Apologies for making a more meta-comment. But I think the title of the post title should be the the paper title "Attention Is All You Need" as per the HN guidelines.
"...please use the original title, unless it is misleading or linkbait; don't editorialize." [0]
I'm completely alien to this stuff, so excuse me, but does the attention mean that, if, on average in all texts seen, "jane visits" happens more often than "jane africa", that means that in the sentence "jane visits africa" the second word should pay most "attention" to the first word?
It's part of the puzzle. You could also mention Schmidhuber who claimed that he invented attention a long time ago (didn't read his paper though, so hard to judge).
It's a pedagogic paper, not scientific paper. People who invent things, and people who teach the things so that they become main stream often are very different kinds of people.

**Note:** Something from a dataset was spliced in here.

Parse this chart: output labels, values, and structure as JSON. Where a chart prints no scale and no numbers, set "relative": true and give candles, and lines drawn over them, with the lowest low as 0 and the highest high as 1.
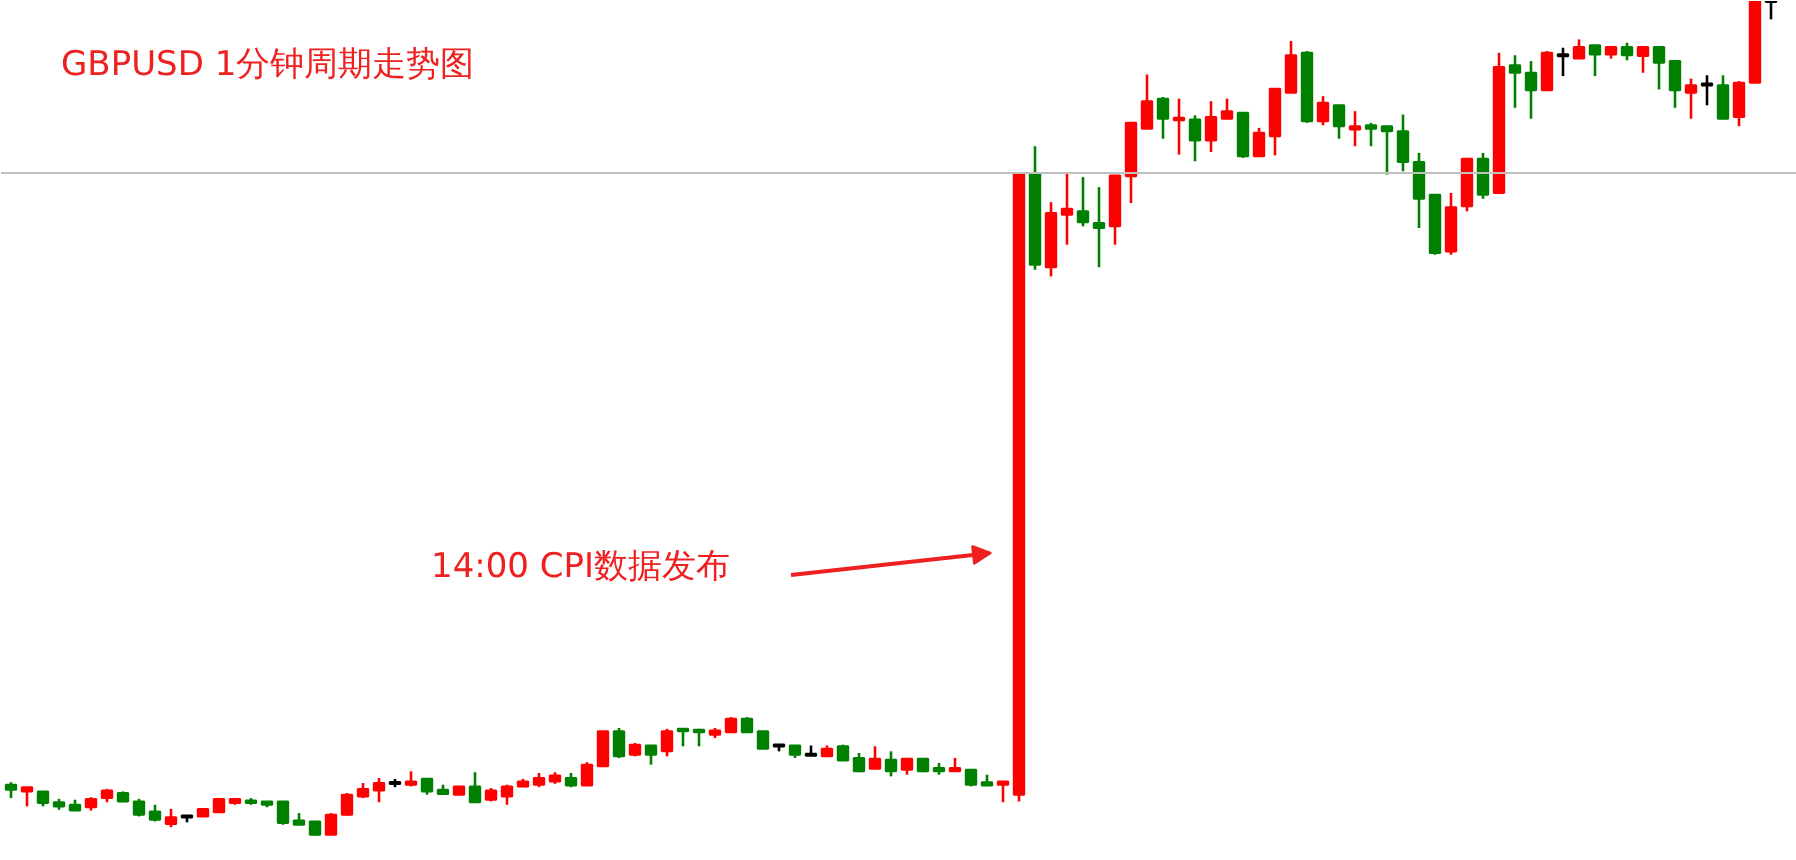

Also in fairness to LeCun, that sentence started with “in terms of underlying techniques”, and his words reported in the media are guaranteed to be a subset of what he said. A journalist talked to him, found an angle, and quoted to support that angle.
What comes across is someone who downplays both the effort involved with and the importance of the “boring” stuff, the tweaks and product design that tie everything together, but we actually don’t know that he thinks like that. We just know that he said some things that can be excerpted to sound that way.
I don't know, personally I don't find anything revolutionary about ChatGPT either. At best, it's a cute toy that appeals to the masses. I think it's like looking at a cloud, people see what they want to see
Of course he would say this, as he’s a direct competitor that failed to get the popularity with Galactica. The public has voted, and agreed it’s a breakthrough. Indeed nothing else like it has existed before - so how is it not?
This is such a salty take by LeCun. It's an important reminder that someone can be incredibly smart and still have bad opinions.
This would be like saying software isn't novel - everything is just an extension of that first NAND/NOR gate or that it's not useful because the computer doesn't actually understand the knowledge it's storing and is therefore no better than a clay tablet.
That said, still mind blowing how far ahead Google was (is?) on research, data, compute, and how hard it is to actually novel things with that tech (vs OpenAI which... Just ships things).